"Não suporto a ideia de tomar algo que não tenha gosto", diz o engenheiro elétrico de Campinas (SP), Guilherme Orlando Luchini. A frase é polêmica, ele próprio admite. "Quando digo isso, muita gente acha super esquisito e começam a me doutrinar, falando dos benefício da água", conta Luchini. Mas ele não está sozinho. Embora muitos não admitam, há um grande percentual de consumidores que simplesmente aboliram a água de seu dia a dia. "No meu caso, substituo com H2O!, refrigerantes com pouco gás ou sucos", acrescenta o engenheiro. É nessa substituição que a indústria de bebidas enxerga uma oportunidade de mercado.
Não há estatísticas de quantos consumidores não bebem água. Mas existem indícios de que sejam muitos. Conforme dados da Associação Brasileira da Indústria de Águas Minerais (Abinam), o brasileiro bebe em média 45 litros de água ao ano. Na Argentina, por exemplo, essa média é de 75 litros anuais. Na Espanha, 142 litros.
O total de lares no Brasil que compra água mineral regularmente -seja ela em garrafas ou em galão - é de 54%, segundo a Nielsen. Isso não significa, entretanto, que as pessoas dos 46% de lares restantes não tomem água (elas podem usar filtros ou beber água diretamente da torneira, por exemplo). Mas a preferência por bebidas com sabor fica mais nítida diante de outro dado: de todas as bebidas não-alcoólicas vendidas no país, só 10% é água, ainda de acordo com a Nielsen. Os outros 90% são bebidas doces, como sucos, néctares e refrigerantes.
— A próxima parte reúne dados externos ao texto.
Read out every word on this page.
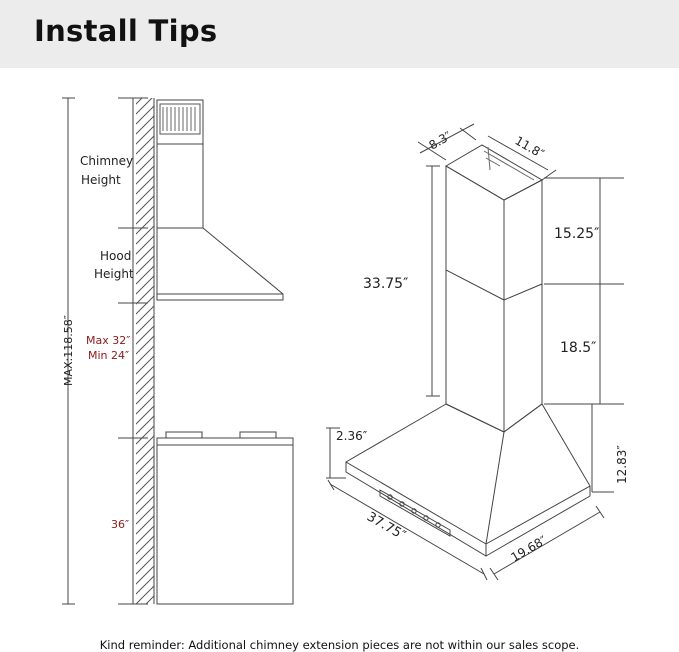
Install Tips
Chimney
Height
Hood
Height
Max 32″
Min 24″
36″
MAX:118.58″
8.3″	11.8″
15.25″
33.75″
18.5″
2.36″
12.83″
37.75″
19.68″
Kind reminder: Additional chimney extension pieces are not within our sales scope.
"O brasileiro é acostumado desde a infância a tomar sucos, refrigerantes, chás e por isso muita gente não tem o hábito de beber água", diz a nutricionista Lívia Machado, da Blue Professional Marketing, que presta consultoria científica para empresas como a PepsiCo para o desenvolvimento de produtos.
"Desde o Império Romano há registros de que o ser humano busca maneiras de dar sabor à água", diz Luciana Fortuna, diretora de marketing da PepsiCo Bebidas, para quem o refrigerante de baixa caloria H2O! é uma opção quando o consumidor não é amigo de tomar água. "A recomendação médica é de dois litros de líquido por dia. Não precisa ser necessariamente água", diz ela. A empresa não divulga a participação de mercado do produto. Mas garante que desde 2006, quando foi lançada, a bebida é lider no segmento de refrigerantes de baixa gaseificação, com crescimento constante.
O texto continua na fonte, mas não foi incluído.